背後からレイフの頬をつかんで唇を塞ぎ舌をねじ込む。レイフは少し無理やりにやられるのが好きなのだ。

「レイフ? キスだけで感じてるんです?」

「そんなこと───」

「愛してます、レイフ」

 ソファの上にレイフをうつ伏せに寝かせてその手首を束ねた。そうすれば体格差で封じられることもない。たまに感じ過ぎた勢いでレイフは暴れるからウィルもそれに対抗する術を覚えた。

 うつ伏せのレイフのシャツをめくり、指先で愛撫を繰り返す。レイフが次第に敏感になっていくのがわかってウィルは悦に浸った。自分で感じてくれるのが嬉しい、この感覚はどんな女と肌を重ねても感じることのなかった感覚だと思う。丁寧に服を脱がせながらキスを繰り返して、レイフが一糸纏わぬ姿になった。

「やめろ、恥ずかしい……」

「どうして? こんなに綺麗なのに……もっと俺に見せてください」

 そういって胸板に舌を這わせるとレイフが小さく呻いた。優しく、時折歯で甘噛みしてレイフの敏感な部分を攻めると、レイフの下半身がいきり立った。

「もうこんなになってます……、はやく解放してあげたいけど…」

 レイフは知っている。ウィルが言葉を区切るときはいつも焦らしのサインだ。硬直した下腹部のそれが、ウィルに触れられるのを待っているをそしてウィルが、悪巧みを思いついた子どものようにある種の無邪気さで微笑んだ。そして、ウィルの手がレイフのそれを包む。

「あとどれくらい我慢できます? 出来ませんか?」

「出来る……!」

「じゃあ、我慢してもらいますね」

 手が上下運動を繰り返し、レイフの絶頂の手前ですっと離れた。レイフから余裕が奪われていく。

「ウィル……おかしくなりそうだ……」

 その後も何度となく、絶頂を迎えそうになると手を離されるなどして焦らされ、いよいよウィルに懇願する。もう恥じらう余裕すらもない。

「それは、挿れて欲しいってことですか?」

「……ああ」

「よく出来ました」

 素直に頷いたのをみて、ウィルが満足げに笑った。そしてとびきり優しいキスをくれる。
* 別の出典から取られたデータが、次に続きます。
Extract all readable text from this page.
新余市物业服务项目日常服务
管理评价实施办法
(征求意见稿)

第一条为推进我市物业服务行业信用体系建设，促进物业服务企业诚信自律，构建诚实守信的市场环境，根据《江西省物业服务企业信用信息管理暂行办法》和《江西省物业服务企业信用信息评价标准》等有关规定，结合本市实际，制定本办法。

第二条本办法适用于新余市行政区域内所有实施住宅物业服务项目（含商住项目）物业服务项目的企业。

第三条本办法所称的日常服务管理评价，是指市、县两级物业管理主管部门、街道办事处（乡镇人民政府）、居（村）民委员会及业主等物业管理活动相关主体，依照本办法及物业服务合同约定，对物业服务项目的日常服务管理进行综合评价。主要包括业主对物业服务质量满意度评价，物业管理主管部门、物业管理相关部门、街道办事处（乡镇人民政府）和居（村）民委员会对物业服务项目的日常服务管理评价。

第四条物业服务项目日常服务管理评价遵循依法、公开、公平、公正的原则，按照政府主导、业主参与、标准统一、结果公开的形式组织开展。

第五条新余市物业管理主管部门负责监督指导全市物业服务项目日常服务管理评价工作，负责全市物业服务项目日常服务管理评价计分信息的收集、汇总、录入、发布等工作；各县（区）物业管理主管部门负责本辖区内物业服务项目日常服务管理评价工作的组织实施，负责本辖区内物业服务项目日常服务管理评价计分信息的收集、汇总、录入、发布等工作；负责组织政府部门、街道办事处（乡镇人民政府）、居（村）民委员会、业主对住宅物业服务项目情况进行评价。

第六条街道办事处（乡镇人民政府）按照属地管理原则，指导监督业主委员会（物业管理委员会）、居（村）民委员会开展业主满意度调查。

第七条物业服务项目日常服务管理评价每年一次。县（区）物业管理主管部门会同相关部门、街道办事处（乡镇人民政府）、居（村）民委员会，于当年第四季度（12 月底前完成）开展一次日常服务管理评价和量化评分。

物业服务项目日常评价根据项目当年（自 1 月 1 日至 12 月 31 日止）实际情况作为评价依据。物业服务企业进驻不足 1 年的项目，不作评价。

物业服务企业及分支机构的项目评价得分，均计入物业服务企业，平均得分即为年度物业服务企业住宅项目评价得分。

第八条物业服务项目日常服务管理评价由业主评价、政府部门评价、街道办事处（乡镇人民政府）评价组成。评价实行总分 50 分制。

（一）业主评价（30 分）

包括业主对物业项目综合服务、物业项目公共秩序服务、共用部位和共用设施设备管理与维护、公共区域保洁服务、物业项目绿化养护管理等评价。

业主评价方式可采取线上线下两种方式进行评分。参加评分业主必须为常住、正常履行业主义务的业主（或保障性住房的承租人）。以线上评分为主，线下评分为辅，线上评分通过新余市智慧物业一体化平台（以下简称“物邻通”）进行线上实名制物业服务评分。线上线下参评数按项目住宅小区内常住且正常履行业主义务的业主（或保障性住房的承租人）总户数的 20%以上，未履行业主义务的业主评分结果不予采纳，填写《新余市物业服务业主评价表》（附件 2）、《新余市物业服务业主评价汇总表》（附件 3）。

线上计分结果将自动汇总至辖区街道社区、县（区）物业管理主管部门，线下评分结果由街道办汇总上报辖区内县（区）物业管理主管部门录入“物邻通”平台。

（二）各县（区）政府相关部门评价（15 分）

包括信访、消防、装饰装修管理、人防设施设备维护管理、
「レイフ、辛かったでしょう。すいません、いじめ過ぎた。あなたがそんなに俺を煽るから」

そういって手首を解放し、正面から抱きしめてくれる。そしてそっと、ウィルのそれを挿れた。

「あ、……ウィル……」

「動きますよ」

「ああ……」

ウィルがゆっくりと腰を動かす。次第にその動きが激しさを増してきた。

「……あ、……あぁ……」

「レイフ、……いきそうですか?」

「あ ……」

「一緒にいきましょう、レイフ」

 激しく二三度突かれた衝撃で目の前が白くなった。そして、レイフのそれからも、白濁液が漏れる。

「あなたとのセックスはとびきり幸せだ。こんなに幸せでいいのかなって思ってしまいます」

「俺もだ……幸せすぎて苦しいよ」

 レイフがそうこぼすと、ウィルがそのレイフの頬を両手で掴んで額をくっつけた。限りなく優しい瞳を向けられて、レイフの胸がまたきつく締め付けられる。

「俺はあなたが思っているよりずっとあなたにぞっこんです。女性のいる職場だから心配?そんなの心配するくらいなら、下半身と体力のこと心配して下さい?俺はまだいけます、むしろまだ足りない」

 そういって笑いながら向けられた瞳は優しいものではなく、獣のように鋭い。すぐに笑みもなくなって、噛み付くようなキスがくる。

「まだ夜は長いので、たっぷり付き合ってもらいますよ」

 ウィルの笑みに込められた欲は、かけがえなくそして純粋そのもの。それを全身で受け止めようとレイフは覚悟した。